At the risk of seeming redundant if Buzzfeed has already posted 17 versions of “23 SNL stars we cannot live without,” Bill Hader’s announced departure from Saturday Night Live made me ponder who my favorite SNL stars of all time are. I wrote it on my Facebook page and all hell broke loose. My criteria for choosing may explain why the four I have are the four I have, but it won’t appease all/most of you so feel free to leave your homophobic and questioning-my-mental-state type comments in the comments section. I chose Eddie Murphy, Phil Hartman, Will Ferrell and Bill Hader. I got a lot of heat for neglecting several names. First their were the folks I call the conservative SNL fans – the ones that want an original member on – Bill Murray, John Belushi and Dan Aykroyd were the three names mentioned most often in that order. Then there were the folks in my age range and a little older who wanted their pre-teen and teenage nostalgia represented with Dana Carvey, Mike Myers, Chris Farley and to one delusional, but well-meaning soul, Adam Sandler. And lastly there are the folks who clamor for Kristen Wiig or Gilda Radner, but I am not the Huffington Post Twitter recommendations! Kristen Wiig is like the Carmelo Anthony of SNL – very talented, but took so many shots (Kristen Wiig was in 107% of SNL sketches in her final two seasons) that stats appear bigger than impact. If I had to replace Hader (because to me he is admittedly the most tenuous selection of the four – only Bill Murray or Dana Carvey could take his place, but I stuck with Hader. My criteria was simple (and has nothing to do with post/outside show successes):
- Versatility – impressions and inventing new characters.
- Stature on the show – were they a pillar of their era
- Do I still laugh at them today?
Now admittedly this criteria will favor modern comic talent more, which is what makes Eddie Murphy even more amazing. He very well might be #1 overall and emerged in the earlier phase of the show. But this is what I picked so here it is:
Versatility – I don’t think anyone can dispute the versatility of the men I chose. They did both iconic impressions, but also created many original characters/sketch ideas. This is where someone like Dana Carvey would stand out and be right at the top of an all-time SNL list. But this is only one category.

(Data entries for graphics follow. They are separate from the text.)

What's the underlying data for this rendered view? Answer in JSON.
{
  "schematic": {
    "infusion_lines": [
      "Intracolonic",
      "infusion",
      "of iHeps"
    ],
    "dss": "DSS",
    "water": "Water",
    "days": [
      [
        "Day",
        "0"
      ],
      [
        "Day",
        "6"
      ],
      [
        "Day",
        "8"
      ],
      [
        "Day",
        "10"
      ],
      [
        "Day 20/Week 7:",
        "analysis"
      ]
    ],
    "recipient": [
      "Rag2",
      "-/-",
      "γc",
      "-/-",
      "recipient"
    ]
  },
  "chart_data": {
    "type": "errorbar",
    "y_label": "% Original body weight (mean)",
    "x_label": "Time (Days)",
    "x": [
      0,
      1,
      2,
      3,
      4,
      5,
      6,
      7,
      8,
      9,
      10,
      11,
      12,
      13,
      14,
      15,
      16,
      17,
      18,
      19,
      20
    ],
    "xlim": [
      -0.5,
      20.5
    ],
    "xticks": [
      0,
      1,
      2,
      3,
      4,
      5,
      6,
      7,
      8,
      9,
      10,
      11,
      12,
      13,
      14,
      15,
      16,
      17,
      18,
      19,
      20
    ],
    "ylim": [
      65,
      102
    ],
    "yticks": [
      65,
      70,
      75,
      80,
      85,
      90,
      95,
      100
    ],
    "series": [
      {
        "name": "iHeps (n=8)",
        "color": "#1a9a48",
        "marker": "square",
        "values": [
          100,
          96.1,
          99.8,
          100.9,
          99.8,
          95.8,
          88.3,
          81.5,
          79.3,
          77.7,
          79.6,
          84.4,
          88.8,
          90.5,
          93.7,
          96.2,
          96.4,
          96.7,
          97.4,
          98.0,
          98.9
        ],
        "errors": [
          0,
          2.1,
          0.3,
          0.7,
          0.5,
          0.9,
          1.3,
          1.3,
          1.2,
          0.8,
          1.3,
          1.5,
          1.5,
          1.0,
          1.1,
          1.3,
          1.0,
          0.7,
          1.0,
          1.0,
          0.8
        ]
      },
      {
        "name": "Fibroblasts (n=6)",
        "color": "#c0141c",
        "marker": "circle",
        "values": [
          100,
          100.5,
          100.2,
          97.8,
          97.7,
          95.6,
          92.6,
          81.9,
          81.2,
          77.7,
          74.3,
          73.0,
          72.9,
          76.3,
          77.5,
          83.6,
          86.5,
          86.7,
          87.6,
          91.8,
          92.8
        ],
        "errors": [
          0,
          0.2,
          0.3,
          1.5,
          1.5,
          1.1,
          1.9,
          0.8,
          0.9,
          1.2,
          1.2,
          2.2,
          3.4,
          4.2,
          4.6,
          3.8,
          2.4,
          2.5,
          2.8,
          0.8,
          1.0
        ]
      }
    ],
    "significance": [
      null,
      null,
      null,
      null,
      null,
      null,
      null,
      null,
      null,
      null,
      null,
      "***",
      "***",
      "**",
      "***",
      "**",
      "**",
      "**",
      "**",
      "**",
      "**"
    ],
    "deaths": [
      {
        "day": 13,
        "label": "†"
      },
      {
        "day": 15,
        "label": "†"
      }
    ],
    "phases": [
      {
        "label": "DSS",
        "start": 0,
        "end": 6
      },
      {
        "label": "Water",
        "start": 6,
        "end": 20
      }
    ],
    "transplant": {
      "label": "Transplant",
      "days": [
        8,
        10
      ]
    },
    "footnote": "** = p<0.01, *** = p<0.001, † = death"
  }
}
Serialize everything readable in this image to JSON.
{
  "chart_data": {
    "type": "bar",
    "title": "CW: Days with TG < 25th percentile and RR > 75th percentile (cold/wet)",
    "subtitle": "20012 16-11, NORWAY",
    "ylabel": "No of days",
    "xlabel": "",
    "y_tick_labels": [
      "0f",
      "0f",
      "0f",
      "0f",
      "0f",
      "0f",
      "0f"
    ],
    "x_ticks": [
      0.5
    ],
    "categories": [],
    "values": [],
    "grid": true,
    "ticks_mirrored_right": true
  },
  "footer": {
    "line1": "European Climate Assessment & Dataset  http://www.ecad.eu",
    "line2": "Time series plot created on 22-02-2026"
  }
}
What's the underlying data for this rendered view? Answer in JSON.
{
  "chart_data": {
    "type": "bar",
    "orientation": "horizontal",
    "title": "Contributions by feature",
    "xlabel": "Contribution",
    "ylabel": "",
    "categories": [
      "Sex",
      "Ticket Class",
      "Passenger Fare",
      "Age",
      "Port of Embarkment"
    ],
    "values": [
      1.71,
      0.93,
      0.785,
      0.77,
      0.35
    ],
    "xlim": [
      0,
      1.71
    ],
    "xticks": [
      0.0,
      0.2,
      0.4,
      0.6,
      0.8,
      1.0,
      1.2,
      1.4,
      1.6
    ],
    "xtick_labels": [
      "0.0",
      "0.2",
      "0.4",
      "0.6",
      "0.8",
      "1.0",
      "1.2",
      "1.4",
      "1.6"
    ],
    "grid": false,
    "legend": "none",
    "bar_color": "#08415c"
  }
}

Stature on the show – each person was a big time player on the show and was undoubtedly the best on the show at the peak of their respective SNL careers. But of course to some people on my Facebook comment stream ignoring the original pillars of Murray, Belushi, Aykroyd, etc. is sacrilegious. Murray would be the only guy I would come close to replacing Hader with, but part of me feels like that would be me incorporating his terrific and long film career into the mix subconsciously (though Hyde Park on Hudson was one of the worst movies I’ve ever seen). But like versatility I need more than just one category dominance.
Do I still laugh at them today – yes for all four. Though Bill Murray”s Lounge Singer act was something I still laugh at, the majority of early SNL just makes me smile. I do love Dan Aykroyd’s shady toy seller character as much as anything that has been on, but those are isolated examples. I find Murphy, Hartman, Ferrell and Hader to be great in just about everything they did and can laugh at a majority of their work right now. I understand the show as a whole has been better than it is now (as well as more culturally relevant), but that should not penalize Hader who is absurdly gifted and will leave a huge whole in the show. I understand there is a modern bias because humor on SNL has developed in large part thanks to the early efforts and development of sketch comedy on the show. But Dana Carvey impressions and sketches do not make me laugh the way they once did (“Chopping Broccoli” is an exception) and a lot of the general early stuff doesn’t get me going anymore. Farley was hilarious, but I do not see him as having the body of work (in part because of tragedy) or versatility of the other guys on the list. The guys on the list were alpha dogs during their time. It is easier to be a 3 sketch supporting second tier guy, I imagine, than to be the guy who most of the writers are trying to write for. Each of my selections was “the guy” at some point. So Murphy, Hartman, Ferrell and Hader – congrats!
Of course if this was all sketch comedy I might put Jim Carrey’s work on In Living Color above them all.